A palavra misericórdia nos faz lembrar o Deus-Amor. Foi ele que nos resgatou do pecado e abriu o céu para nós. Inclinando-se sobre a miséria da humanidade ferida pelo pecado, Ele nos salvou por seu Filho. Misericórdia é isso. Amor que vem das entranhas de Deus, como diz o apóstolo amado: “Ele nos amou com um amor sem limites, “amou-nos por primeiro” (1Jo 4,16).
Gosto muito de ler a reflexão de Dom Geraldo Majella Agnelo, na contra capa da Liturgia Diária. Neste mês de Janeiro de 2016, ele escreve sobre “Deus da Divina Misericórdia”. “Quanto devemos falar da misericórdia de Deus! Ele é incansável, está sempre à espera daquele que volta à sua origem de filho de Deus”.

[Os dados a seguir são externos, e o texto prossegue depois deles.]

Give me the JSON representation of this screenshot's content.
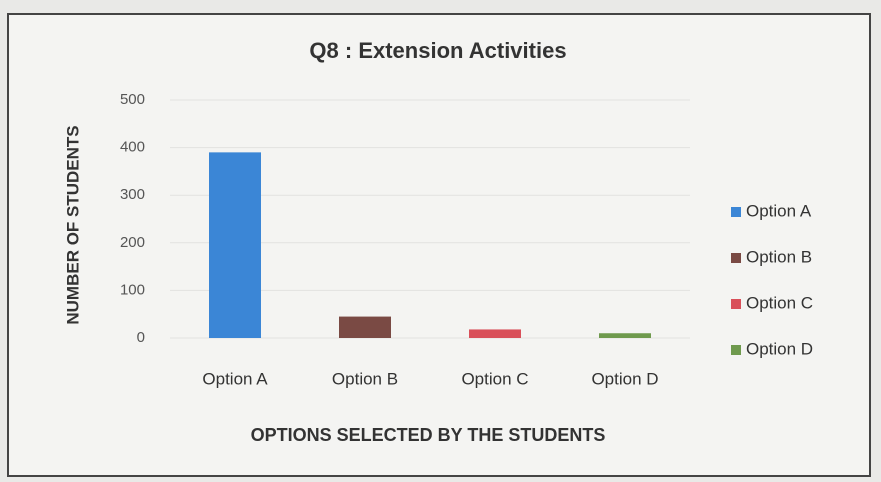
{
  "chart_data": {
    "type": "bar",
    "title": "Q8 : Extension Activities",
    "x_label": "OPTIONS SELECTED BY THE STUDENTS",
    "y_label": "NUMBER OF STUDENTS",
    "categories": [
      "Option A",
      "Option B",
      "Option C",
      "Option D"
    ],
    "values": [
      390,
      45,
      18,
      10
    ],
    "colors": [
      "#3b86d6",
      "#7a4a44",
      "#d9505a",
      "#6f9a4e"
    ],
    "ylim": [
      0,
      500
    ],
    "yticks": [
      0,
      100,
      200,
      300,
      400,
      500
    ],
    "legend": "right"
  }
}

No último capítulo de seu livro “A Misericórdia”, Cardeal Walter Kasper, escreve sobre Maria: “A Escritura e os padres da Igreja colocam perante os nossos olhos relativamente a Maria uma imagem concreta e mais: uma imagem que é como um espelho da misericórdia divina e um arquétipo da misericórdia humana e cristã”. Lembrando a piedade popular, é fácil entender porque o povo recorre à Mãe de Deus com tanto amor. É uma maneira de buscar, junto à Mãe, a misericórdia do Coração de Deus. Maria faz parte da história de amor de Deus com os seres humanos. São Lucas nos deixa perceber como Maria resume no Magnificat toda a história da salvação, descrevendo-a como uma história da compaixão divina.”A sua misericórdia se estende de geração em geração sobre aqueles que o temem(Lc1,50).

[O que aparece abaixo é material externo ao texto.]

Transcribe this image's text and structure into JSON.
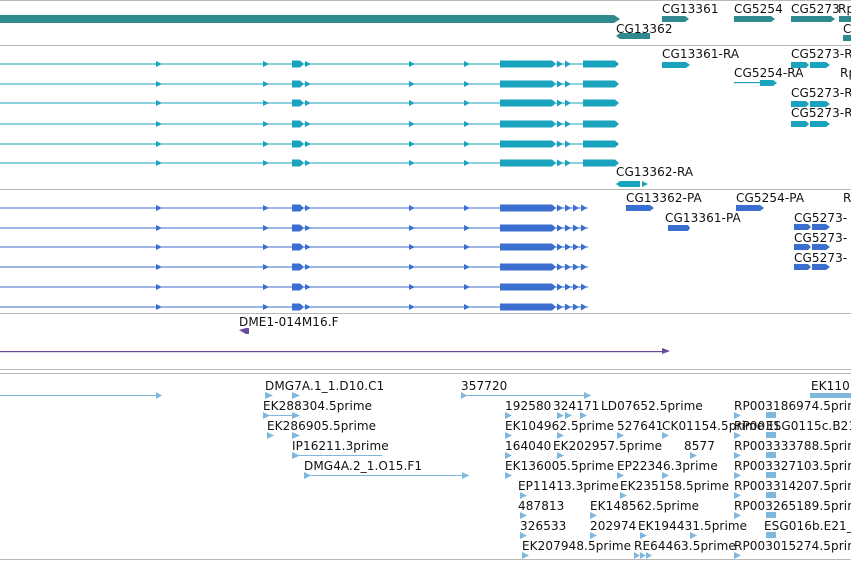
{
  "colors": {
    "gene_teal": "#2e8a8e",
    "transcript_cyan": "#1aa3bd",
    "cds_blue": "#3a6ecf",
    "est_purple": "#6a4a9c",
    "cdna_lightblue": "#7fb8dd",
    "divider": "#b8b8b8"
  },
  "gene_track": {
    "labels": [
      {
        "text": "CG13361"
      },
      {
        "text": "CG5254"
      },
      {
        "text": "CG5273"
      },
      {
        "text": "Rp"
      },
      {
        "text": "C"
      },
      {
        "text": "CG13362"
      }
    ]
  },
  "transcript_track": {
    "labels": [
      {
        "text": "CG13361-RA"
      },
      {
        "text": "CG5273-R"
      },
      {
        "text": "CG5254-RA"
      },
      {
        "text": "Rp"
      },
      {
        "text": "CG5273-R"
      },
      {
        "text": "CG5273-R"
      },
      {
        "text": "CG13362-RA"
      }
    ]
  },
  "cds_track": {
    "labels": [
      {
        "text": "CG13362-PA"
      },
      {
        "text": "CG5254-PA"
      },
      {
        "text": "R"
      },
      {
        "text": "CG13361-PA"
      },
      {
        "text": "CG5273-"
      },
      {
        "text": "CG5273-"
      },
      {
        "text": "CG5273-"
      }
    ]
  },
  "est_track": {
    "labels": [
      {
        "text": "DME1-014M16.F"
      }
    ]
  },
  "cdna_track": {
    "labels": [
      {
        "text": "DMG7A.1_1.D10.C1"
      },
      {
        "text": "357720"
      },
      {
        "text": "EK110"
      },
      {
        "text": "EK288304.5prime"
      },
      {
        "text": "192580"
      },
      {
        "text": "324171"
      },
      {
        "text": "LD07652.5prime"
      },
      {
        "text": "RP003186974.5prime"
      },
      {
        "text": "EK286905.5prime"
      },
      {
        "text": "EK104962.5prime"
      },
      {
        "text": "527641"
      },
      {
        "text": "CK01154.5prime"
      },
      {
        "text": "RP0031"
      },
      {
        "text": "ESG0115c.B21"
      },
      {
        "text": "IP16211.3prime"
      },
      {
        "text": "164040"
      },
      {
        "text": "EK202957.5prime"
      },
      {
        "text": "8577"
      },
      {
        "text": "RP003333788.5prime"
      },
      {
        "text": "DMG4A.2_1.O15.F1"
      },
      {
        "text": "EK136005.5prime"
      },
      {
        "text": "EP22346.3prime"
      },
      {
        "text": "RP003327103.5prime"
      },
      {
        "text": "EP11413.3prime"
      },
      {
        "text": "EK235158.5prime"
      },
      {
        "text": "RP003314207.5prime"
      },
      {
        "text": "487813"
      },
      {
        "text": "EK148562.5prime"
      },
      {
        "text": "RP003265189.5prime"
      },
      {
        "text": "326533"
      },
      {
        "text": "202974"
      },
      {
        "text": "EK194431.5prime"
      },
      {
        "text": "ESG016b.E21_"
      },
      {
        "text": "EK207948.5prime"
      },
      {
        "text": "RE64463.5prime"
      },
      {
        "text": "RP003015274.5prime"
      }
    ]
  }
}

Escolhida para participar na grande obra da redenção, ela “achou graça diante de Deus”(cf Lc1,30). Maria não é mais do que a” serva do Senhor”. Ela mesma o disse. A glória não pertence a ela, mas somente a Deus, para quem nada é impossível (cf Lc 1,37). Foi um humilde instrumento da compaixão divina. Para nós católicos, a Mãe de Jesus não é só tipo e modelo, mas misericordiosa intercessora. Por esse motivo a Igreja acrescentou, a partir do século XV, na oração da Ave Maria, a súplica “Rogai por nós pecadores agora e na hora de nossa morte”.
Resta-nos pedir a interseção de Maria, sabendo que ela tem franca entrada no Coração de Jesus. Se moldarmos o nosso coração de acordo com o Seu coração deixando-nos guiar pela mãe da Misericórdia, chegaremos à prática desta virtude em nossas palavras e obras.
Que Maria, Nossa Senhora do Sagrado Coração, a peregrina da fé, a mulher do povo, nos ajude a suportar e a atravessar os obstáculos e desafios e a nos manter de pé. Que Maria nos dê coragem para nos comprometer com os pobres e necessitados. Que sejamos misericordiosos, como o Pai é misericordioso.